Mas Denis tiba-tiba melayangkan tamparan, tepat mengenai pipi kananku. Demi apapun aku sangat terkejut dengan tindakan Mas Denis. Aku merasa tidak bersalah ingin melawan, tapi mas Denis saat ini sedang emosi. Priia itu mengatakan jika terjadi apa-apa pada adiknya, maka dia akan memulangkan diriku kepada orang tuaku.
"Mas, jangan membicarakan itu nanti jatuhnya talak, Mas," kataku memperingatkan.
"Banyak omong kamu! Sekarang juga, kamu yang keluar cari Sonia!" serunya.
"Tapi Kiara gimana Mas?" tanyaku.
"Biar aku yang ngurus, kamu sekarang cari Sonia sampai dia ketemu. Sebelum dia ketemu, kamu tidak boleh pulang," tegasnya.

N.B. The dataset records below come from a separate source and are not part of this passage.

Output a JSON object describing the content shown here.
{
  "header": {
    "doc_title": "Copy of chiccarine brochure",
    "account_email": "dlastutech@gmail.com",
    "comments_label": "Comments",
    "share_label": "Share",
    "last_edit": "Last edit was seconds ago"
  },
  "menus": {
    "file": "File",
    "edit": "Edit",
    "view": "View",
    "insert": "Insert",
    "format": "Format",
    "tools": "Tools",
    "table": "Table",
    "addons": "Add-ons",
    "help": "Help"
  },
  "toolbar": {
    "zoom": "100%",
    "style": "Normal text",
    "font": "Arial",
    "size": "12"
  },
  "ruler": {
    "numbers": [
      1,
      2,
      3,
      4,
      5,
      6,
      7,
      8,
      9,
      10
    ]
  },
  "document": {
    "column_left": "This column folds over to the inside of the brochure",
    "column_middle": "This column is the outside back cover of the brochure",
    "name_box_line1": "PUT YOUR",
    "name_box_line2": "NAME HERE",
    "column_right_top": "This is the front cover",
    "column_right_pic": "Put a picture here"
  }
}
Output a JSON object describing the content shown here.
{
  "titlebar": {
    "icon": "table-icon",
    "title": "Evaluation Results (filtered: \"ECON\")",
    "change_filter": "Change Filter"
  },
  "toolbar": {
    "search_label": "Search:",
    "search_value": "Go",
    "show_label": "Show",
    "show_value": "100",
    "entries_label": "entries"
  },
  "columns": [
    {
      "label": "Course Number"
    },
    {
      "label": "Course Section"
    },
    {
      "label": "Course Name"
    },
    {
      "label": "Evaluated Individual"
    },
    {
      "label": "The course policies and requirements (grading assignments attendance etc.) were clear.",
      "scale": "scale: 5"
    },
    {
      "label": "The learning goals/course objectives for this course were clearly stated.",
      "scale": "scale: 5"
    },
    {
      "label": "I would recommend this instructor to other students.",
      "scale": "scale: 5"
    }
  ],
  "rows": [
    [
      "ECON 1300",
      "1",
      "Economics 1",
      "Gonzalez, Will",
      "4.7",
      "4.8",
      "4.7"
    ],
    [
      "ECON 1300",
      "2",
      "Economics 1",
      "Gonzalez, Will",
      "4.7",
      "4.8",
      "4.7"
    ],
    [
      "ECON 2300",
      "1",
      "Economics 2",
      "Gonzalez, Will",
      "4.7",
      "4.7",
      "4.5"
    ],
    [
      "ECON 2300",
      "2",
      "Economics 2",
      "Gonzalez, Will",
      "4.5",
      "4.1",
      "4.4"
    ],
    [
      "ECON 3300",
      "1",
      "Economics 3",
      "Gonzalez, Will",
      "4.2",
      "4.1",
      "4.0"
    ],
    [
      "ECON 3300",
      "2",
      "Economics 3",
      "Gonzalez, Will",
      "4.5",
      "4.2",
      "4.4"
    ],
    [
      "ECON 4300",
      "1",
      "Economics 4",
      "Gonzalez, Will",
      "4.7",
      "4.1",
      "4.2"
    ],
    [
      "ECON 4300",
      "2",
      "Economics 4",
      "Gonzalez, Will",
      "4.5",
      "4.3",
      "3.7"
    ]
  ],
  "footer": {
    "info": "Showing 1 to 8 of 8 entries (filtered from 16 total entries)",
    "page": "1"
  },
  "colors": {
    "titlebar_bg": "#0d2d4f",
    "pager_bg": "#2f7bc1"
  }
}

Rasanya hatiku sakit mendengar perintah Mas Denis, ini sungguh tidak adil. Setelah berkata demikian, Mas Denis masuk begitu saja ke dalam rumah. Dia melemparkan kunci mobil dari depan pintu kepadaku seperti menyuruh seorang pelayan. Rasanya menjadi pelayar saja tidak sehina ini, apalagi Aku istrinya yang patut untuk diperlakukan dengan baik. Tidak ada pilihan lagi selain harus mencari Sonia sekarang. Walau hati Masih kepikiran Kiara yang sedang sakit dan terdengar menangis di kamarnya.
Aku mau memakai mobil Mas Denis untuk bisa mencari Sonia. Apotek yang aku suruh ternyata sudah tutup, mungkin ini alasannya kenapa Sonia belum pulang. Akhirnya aku terus menyusuri jalanan, menemukan Apotek selanjutnya tapi Sonia tidak ada di sana. Tiba-tiba aku ingat kalau Sonia mengatakan dia akan mencari makan malam.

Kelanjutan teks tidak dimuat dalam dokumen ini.